Sale: Morocco’s discrete tourism attraction on the Atlantic coast

Tourist stand next to Borj Edoumoue’s iron cannons

SALE - Sale, the long-forgotten neighbour of Morocco’s capital, Rabat, is a dormant touristic city with an impressive diversity of historic treasures. Separated from Rabat by the Bou Regreg River, the historic city of Sale is awash with monuments and shrines.
The enclosure of Sale’s ancient medina is formed by fortified walls, ramparts and bastions that were classified historical monuments in 1914. One of the medina’s main gates is Bab Lamrissa, also known as Bab Mellah, which leads to the quarter in which Moroccan Jews used to live. Very few Jews still live in the medina like in all mellahs of Morocco’s ancient cities.
The medina sounded quiet with a handful of foreign tourists roaming the streets. As I walked down the alleyways, I was shocked by the number of decaying houses that desperately needed restoration.
However, as soon as I approached Sebta Street, I stumbled upon the traditional character of its old shops and souks as the colours of fresh fruit and vegetables, olives and spices adorned the bustling street.
The smell of freshly baked Moroccan pancakes, also called msemen, was so irresistible that I stopped for a quick bite before visiting the city’s famous souks.
Souk Lakbir, which used to be a market of Christian slaves, is specialised in the sale of traditional fabrics and clothes, such as slippers and djellabas. Souk Al-Ghazal is the largest square in the city. It is an auction market where people sell used clothes and trade coloured wool.
Sale is famous for its iconic Great Mosque, the third largest mosque in Morocco after Hassan II mosque in Casablanca and Al Qaraouiyine in Fez, and the second oldest mosque, after Al Qaraouiyine.
I felt the architectural grandeur of the Almohads when I entered the 11th-century mosque. The symmetrical white arches fill the prayer hall with bronze chandeliers lighting its high ceiling.
Among Sale’s most important mausoleums is Sidi Abdellah Ben Hassoun. Female worshippers sitting by the saint’s grave were praying for God to alleviate their worries and problems.
Medersa des Merinides is a stone’s throw from the Great Mosque. Its Kufic and ceramic polychrome writings besides carvings on the cedar wooden ceiling make it one of the wonders of the monuments of the Merinid era thanks to its architectural perfection.
Many shrines in Sale, such as Sidi Ahmed al-Tijani Zawiya, opposite the Great Mosque, served as centres for religious education and prayers. The shrines reflect Morocco’s long attachment to the spirituality of Islam.
My visit to the medina ended at Borj Edoumoue (Bastion of Tears), a 5-minute walk from the Great Mosque. This military bastion is one of the main ramparts of the walled medina. Overlooking the Atlantic, Borj Edoumoue’s rusted iron cannons are an example of authorities’ negligence of the country’s priceless history.
I had the bastion for myself for 15 minutes before a German couple turned up for a quick visit for 10 dirhams each (about $1).
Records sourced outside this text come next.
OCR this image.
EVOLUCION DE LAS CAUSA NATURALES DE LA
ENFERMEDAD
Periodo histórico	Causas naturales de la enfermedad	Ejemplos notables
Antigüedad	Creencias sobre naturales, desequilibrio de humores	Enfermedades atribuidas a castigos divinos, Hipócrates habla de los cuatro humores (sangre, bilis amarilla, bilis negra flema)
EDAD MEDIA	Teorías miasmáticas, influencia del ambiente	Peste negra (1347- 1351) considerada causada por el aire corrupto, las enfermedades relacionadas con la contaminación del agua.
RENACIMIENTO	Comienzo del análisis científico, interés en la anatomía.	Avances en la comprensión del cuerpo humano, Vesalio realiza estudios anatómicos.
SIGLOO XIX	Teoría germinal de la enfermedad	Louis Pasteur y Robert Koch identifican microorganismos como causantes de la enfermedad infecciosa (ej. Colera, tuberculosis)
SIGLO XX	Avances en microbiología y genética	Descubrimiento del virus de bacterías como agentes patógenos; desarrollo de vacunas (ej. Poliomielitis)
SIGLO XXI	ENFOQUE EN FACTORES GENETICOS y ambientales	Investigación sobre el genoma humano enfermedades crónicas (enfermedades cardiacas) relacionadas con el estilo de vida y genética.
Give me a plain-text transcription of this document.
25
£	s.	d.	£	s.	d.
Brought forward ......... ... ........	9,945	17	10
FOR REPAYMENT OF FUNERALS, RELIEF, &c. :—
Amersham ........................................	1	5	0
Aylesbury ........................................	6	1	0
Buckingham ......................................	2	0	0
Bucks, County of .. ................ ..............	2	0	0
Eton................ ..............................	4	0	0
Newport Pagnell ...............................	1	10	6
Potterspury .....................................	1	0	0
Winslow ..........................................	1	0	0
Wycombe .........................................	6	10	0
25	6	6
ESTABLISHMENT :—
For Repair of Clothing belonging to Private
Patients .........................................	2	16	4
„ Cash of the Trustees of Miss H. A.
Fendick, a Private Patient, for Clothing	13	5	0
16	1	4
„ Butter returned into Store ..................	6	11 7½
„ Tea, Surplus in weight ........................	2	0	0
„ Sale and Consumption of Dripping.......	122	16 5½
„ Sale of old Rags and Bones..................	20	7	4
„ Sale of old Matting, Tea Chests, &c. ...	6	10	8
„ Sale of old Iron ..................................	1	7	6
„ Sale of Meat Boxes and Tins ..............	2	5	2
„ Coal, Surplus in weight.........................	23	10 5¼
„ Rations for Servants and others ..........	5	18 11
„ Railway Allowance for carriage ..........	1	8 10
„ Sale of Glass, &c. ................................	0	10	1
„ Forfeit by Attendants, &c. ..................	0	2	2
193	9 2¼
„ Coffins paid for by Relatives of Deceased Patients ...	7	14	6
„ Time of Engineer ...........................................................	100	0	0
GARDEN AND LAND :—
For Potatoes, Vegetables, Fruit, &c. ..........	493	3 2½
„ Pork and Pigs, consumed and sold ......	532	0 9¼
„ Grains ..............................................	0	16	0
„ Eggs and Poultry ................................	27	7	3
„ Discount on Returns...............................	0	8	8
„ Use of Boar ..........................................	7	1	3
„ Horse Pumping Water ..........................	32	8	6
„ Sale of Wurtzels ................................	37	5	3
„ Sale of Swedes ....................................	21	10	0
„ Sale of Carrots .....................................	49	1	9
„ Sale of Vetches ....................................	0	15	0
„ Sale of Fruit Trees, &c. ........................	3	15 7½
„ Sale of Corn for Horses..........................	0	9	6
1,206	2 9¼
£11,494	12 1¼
The bastion offers a beautiful view over the ancient medina of Rabat.
A prison, built under the bastion by fearsome Sale pirates used to be filled with slaves who were sold in North African markets. It reminds us of a city that was renowned for being an international hub of piracy, looting and slavery for centuries.
I headed to Souk El Oulja, almost a 10-minute drive from Bab Mrissa. Surprisingly, very few tourists were roaming the complex, which is famous for Morocco’s finest handicrafts, including pottery and wrought iron.
Mosaic garden tables and chairs, vases, jewellery, plates and palm leaf bags are on display. Visitors are spoiled for choice in the dozen shops. They also can watch blacksmiths and potters craft original works. However, some shops clearly display “No photography” signs.
Unfortunately, tourism seems to be dead in Sale, which is full of cultural and architectural assets and historical monuments. Hopefully, the Rabat-Sale Marina and the construction of Africa’s tallest skyscraper on the banks of the Bou Regreg will boost tourism in the neglected city.